His manner was businesslike, and as he spoke, he laid down the newspaper, checked his pocket watch, and got to his feet. He kissed Dahria lightly on the top of her head as she spread marmalade on her toast, nodded to Madame Nahreem with a polite “Grandmamma,” dithered in front of me, and left the room.
There was an awkward silence while Dahria swallowed.
“Just us girls together, then,” she deadpanned. “What japes we shall have.”
Madame Nahreem checked the clock on the mantel and turned to me.
“Meet me here in … thirty-seven minutes,” she said. Dahria rolled her eyes and went on eating as her grandmother left, the servants following in her wake.
“I haven’t forgiven you,” I said to Dahria, as soon as the door was closed and we were alone.
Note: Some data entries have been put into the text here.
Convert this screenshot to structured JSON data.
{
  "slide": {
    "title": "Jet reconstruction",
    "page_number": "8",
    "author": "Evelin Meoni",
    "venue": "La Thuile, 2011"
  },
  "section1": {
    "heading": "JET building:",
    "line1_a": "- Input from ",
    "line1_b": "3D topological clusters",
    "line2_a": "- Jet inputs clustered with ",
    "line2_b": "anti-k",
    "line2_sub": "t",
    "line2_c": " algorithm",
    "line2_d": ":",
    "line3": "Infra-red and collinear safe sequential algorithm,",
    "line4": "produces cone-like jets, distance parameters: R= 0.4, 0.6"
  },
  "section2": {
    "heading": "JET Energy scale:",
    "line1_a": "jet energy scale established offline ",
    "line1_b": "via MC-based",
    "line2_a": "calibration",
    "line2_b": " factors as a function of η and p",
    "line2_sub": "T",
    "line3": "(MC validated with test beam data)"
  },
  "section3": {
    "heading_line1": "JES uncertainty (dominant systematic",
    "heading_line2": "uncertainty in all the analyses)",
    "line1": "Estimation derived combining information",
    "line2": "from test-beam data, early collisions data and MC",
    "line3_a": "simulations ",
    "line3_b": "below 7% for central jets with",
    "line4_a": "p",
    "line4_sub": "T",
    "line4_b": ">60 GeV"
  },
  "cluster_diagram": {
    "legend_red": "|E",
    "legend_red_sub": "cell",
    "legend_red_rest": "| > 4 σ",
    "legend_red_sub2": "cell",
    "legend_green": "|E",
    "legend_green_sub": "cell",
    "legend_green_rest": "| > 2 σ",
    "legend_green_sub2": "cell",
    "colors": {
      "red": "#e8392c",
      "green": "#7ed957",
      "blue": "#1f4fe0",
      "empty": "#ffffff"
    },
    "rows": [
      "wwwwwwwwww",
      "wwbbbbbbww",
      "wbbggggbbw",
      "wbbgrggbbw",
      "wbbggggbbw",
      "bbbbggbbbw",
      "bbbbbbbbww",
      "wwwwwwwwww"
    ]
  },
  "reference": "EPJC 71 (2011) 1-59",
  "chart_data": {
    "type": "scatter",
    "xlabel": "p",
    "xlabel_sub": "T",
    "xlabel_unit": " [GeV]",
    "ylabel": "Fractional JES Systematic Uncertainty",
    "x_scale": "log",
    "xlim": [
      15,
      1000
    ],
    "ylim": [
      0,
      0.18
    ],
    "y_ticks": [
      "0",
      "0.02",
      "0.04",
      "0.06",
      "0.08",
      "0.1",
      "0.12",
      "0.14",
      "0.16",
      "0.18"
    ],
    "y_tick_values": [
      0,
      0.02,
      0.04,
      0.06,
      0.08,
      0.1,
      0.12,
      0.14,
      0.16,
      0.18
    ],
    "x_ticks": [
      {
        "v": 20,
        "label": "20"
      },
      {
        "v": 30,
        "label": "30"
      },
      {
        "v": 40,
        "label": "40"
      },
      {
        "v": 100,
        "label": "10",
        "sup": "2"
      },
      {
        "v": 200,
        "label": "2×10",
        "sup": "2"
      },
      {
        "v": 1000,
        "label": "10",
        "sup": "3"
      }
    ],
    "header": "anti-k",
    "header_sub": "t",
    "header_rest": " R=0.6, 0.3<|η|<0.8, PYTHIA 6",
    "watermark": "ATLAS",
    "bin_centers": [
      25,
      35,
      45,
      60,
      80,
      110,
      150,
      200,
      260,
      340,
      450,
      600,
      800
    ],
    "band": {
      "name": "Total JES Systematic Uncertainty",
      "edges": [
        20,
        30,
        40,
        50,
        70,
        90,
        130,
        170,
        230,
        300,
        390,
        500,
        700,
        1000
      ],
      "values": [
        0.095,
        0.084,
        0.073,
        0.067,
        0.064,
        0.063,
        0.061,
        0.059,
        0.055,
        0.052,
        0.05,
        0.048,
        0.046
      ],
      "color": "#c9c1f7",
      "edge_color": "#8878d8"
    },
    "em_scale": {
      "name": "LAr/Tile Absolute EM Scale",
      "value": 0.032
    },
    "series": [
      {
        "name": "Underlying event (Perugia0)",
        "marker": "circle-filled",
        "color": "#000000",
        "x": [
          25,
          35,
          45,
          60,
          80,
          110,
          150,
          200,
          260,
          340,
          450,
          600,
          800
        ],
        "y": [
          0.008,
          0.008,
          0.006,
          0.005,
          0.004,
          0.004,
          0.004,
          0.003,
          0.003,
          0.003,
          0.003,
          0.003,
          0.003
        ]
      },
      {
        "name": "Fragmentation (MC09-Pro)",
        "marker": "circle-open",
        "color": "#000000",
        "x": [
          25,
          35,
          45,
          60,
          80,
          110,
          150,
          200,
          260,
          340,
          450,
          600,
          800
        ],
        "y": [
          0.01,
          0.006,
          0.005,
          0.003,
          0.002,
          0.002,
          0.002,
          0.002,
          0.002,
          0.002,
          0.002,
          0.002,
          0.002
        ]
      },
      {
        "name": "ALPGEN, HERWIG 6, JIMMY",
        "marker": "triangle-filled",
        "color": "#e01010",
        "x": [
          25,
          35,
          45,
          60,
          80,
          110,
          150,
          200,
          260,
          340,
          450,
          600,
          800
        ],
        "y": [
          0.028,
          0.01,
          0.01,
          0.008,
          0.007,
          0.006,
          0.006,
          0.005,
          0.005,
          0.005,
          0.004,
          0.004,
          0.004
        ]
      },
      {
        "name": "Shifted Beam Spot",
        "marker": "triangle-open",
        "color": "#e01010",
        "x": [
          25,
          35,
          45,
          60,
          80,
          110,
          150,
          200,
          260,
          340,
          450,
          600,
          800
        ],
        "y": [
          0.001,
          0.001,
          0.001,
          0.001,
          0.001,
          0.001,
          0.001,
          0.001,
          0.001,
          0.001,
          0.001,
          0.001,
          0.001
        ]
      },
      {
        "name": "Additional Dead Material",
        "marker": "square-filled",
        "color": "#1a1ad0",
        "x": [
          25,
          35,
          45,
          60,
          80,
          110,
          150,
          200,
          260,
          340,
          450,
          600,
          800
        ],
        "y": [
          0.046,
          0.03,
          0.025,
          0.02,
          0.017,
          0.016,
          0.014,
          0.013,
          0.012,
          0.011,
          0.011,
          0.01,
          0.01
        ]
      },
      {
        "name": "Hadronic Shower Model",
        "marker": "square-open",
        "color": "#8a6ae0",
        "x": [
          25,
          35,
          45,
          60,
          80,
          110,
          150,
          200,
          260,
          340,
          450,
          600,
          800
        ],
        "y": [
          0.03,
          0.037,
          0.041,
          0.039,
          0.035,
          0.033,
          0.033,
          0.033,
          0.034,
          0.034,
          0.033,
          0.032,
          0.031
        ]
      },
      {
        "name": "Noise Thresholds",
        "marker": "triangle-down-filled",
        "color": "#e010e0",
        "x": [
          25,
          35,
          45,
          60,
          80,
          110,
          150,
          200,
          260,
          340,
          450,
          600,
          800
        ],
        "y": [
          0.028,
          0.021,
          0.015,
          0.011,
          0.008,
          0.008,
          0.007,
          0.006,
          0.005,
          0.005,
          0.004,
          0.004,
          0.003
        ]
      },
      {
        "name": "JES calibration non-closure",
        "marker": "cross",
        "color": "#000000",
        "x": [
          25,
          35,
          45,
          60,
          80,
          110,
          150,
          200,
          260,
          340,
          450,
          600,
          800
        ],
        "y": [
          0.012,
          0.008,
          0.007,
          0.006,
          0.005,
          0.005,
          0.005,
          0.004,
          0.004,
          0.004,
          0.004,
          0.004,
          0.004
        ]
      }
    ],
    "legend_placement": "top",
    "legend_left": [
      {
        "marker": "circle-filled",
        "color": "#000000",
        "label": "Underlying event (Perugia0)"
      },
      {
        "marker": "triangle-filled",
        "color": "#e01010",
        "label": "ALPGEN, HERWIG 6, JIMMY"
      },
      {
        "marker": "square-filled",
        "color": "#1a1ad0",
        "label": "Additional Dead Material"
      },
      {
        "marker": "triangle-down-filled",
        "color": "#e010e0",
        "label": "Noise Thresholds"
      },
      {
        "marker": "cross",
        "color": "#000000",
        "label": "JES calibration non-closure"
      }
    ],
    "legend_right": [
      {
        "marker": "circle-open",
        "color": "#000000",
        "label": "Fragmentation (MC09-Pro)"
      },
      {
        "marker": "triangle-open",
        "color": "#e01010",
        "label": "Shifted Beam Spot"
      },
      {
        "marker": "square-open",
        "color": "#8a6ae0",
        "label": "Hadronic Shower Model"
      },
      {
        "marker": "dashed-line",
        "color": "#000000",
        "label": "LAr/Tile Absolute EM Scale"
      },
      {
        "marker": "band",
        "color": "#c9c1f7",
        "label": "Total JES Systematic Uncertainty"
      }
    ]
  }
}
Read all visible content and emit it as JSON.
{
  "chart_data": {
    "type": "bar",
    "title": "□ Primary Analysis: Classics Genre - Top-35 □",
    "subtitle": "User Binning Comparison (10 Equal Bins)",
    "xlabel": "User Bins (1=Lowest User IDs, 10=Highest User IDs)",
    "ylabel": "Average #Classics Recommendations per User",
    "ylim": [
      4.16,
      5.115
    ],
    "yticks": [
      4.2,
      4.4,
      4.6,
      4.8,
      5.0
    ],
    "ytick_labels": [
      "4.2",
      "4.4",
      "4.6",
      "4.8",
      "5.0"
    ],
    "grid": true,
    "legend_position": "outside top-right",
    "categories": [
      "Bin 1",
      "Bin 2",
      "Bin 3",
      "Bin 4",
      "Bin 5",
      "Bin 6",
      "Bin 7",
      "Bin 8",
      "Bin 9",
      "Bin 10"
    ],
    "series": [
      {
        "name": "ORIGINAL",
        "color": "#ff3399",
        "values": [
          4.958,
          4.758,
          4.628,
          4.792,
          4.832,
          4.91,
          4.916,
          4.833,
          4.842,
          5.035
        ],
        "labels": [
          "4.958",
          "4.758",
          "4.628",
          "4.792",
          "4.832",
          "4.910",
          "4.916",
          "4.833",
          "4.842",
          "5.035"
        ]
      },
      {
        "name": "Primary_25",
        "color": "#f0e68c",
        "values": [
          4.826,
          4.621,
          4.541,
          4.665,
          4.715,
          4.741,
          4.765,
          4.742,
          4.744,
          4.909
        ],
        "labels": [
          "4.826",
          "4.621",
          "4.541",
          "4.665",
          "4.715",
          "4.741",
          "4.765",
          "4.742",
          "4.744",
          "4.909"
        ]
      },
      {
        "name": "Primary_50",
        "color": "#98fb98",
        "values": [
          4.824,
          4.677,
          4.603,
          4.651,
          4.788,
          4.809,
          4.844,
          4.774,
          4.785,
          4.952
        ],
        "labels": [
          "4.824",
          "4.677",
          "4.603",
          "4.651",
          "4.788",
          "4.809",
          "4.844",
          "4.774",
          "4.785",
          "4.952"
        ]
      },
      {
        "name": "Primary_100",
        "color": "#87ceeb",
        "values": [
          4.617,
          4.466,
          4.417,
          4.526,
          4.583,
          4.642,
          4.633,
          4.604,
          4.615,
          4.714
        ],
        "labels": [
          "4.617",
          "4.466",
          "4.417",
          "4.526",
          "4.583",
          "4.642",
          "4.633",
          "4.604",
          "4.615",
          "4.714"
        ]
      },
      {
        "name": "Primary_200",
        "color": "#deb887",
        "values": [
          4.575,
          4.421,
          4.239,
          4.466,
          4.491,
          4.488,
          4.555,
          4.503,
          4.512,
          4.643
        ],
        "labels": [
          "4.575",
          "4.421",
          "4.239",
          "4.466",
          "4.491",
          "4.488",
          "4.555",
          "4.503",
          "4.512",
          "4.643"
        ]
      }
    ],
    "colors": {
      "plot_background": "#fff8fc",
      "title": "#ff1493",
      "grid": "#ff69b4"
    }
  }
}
“However will I live with myself?” she remarked. “Oh, come off it. It was only a joke. You weren’t in any true danger.”
“It was cruel,” I said. “And humiliating.”
“Ah,” said Dahria, sitting back and smiling. “Your pride is wounded. Understandable, if a little surprising in one such as…”
I glared at her over the rim of my teacup, and she grinned wider than ever.
“Another joke,” she said.
“You should be a low comic in the music halls,” I remarked. “You clearly belong onstage.”
“You wound me, my dear steeplejack,” she said. “You wound me.”
I finished my food in silence, palmed a dusk peach on my way out, and left her sitting at the table looking sardonically amused. When I got back to my room, I found that clothes had been laid out for me: a tea gown in pale lustrous green with white lace trim. It wasn’t perhaps as fine as what Dahria wore, but it outstripped anything I had ever owned by a considerable distance, and I felt a peculiar confluence of powerful feelings at the prospect of putting it on. At first I was angry, resentful at the impertinence, but then I reminded myself that I was being trained to pass as a society lady—albeit one from far away—and this was doubtless a part of that. That hurdle past, I allowed myself the prospect of enjoying the dress, the softness of its material, the way it seemed to shift in the light, and finally the way it made me look when I put it on and stood in front of the mirror that had been set up for the purpose.